La Procura della Repubblica presso il Tribunale di Potenza ha reso nota, nella mattinata di oggi, l’esecuzione di un’ordinanza cautelare nei confronti di tre educatrici dell’asilo nido “Melograno” di Potenza, accusate — allo stato delle indagini — di maltrattamenti ai danni di minori.

L’intervento, condotto dai Carabinieri della Compagnia di Potenza su disposizione del GIP e su richiesta della Procura, ha portato all’applicazione della misura interdittiva della sospensione dall’esercizio della professione per un anno. Le donne sono ritenute, provvisoriamente e salvo ulteriori sviluppi, responsabili di aver adottato condotte violente e denigratorie nei confronti dei piccoli alunni affidati alla loro cura.
L’indagine ha avuto origine da una denuncia presentata al Nucleo Operativo e Radiomobile dei Carabinieri, che segnalava presunti comportamenti aggressivi e inappropriati all’interno della struttura educativa di via Ionio, operante in convenzione con il Comune di Potenza.
Le attività investigative, protrattesi per diversi mesi, hanno incluso accertamenti tecnici e l’installazione di telecamere audio-video in due sezioni dell’asilo. Le immagini raccolte avrebbero confermato quanto denunciato, documentando episodi di strattonamenti, schiaffi, forti scossoni e insulti rivolti ai bambini, tutti di età inferiore ai tre anni. In totale, sarebbero 36 i minori coinvolti.

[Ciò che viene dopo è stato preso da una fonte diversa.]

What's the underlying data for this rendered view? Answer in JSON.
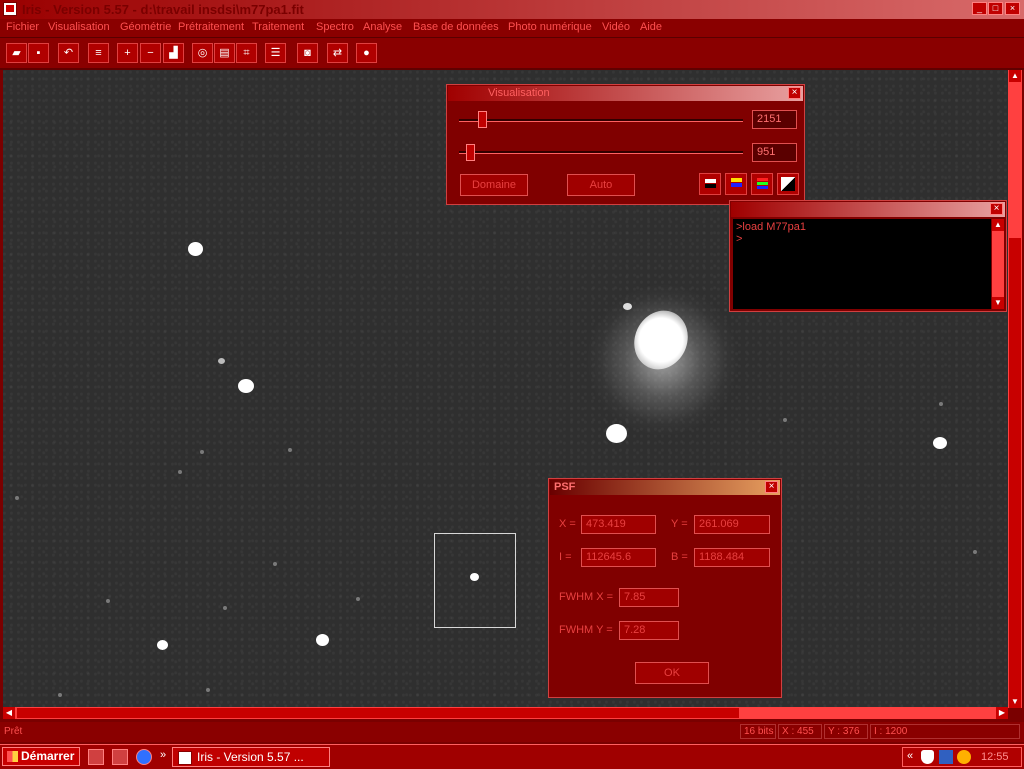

A supporto dell’inchiesta anche le testimonianze di altri operatori, che hanno riferito atteggiamenti sistematicamente prevaricatori da parte delle tre educatrici.
Il Procuratore distrettuale, Maurizio Cardea, ha sottolineato che le indagini si trovano ancora nella fase preliminare e che per tutte le persone indagate vige la presunzione di innocenza fino all’eventuale sentenza definitiva.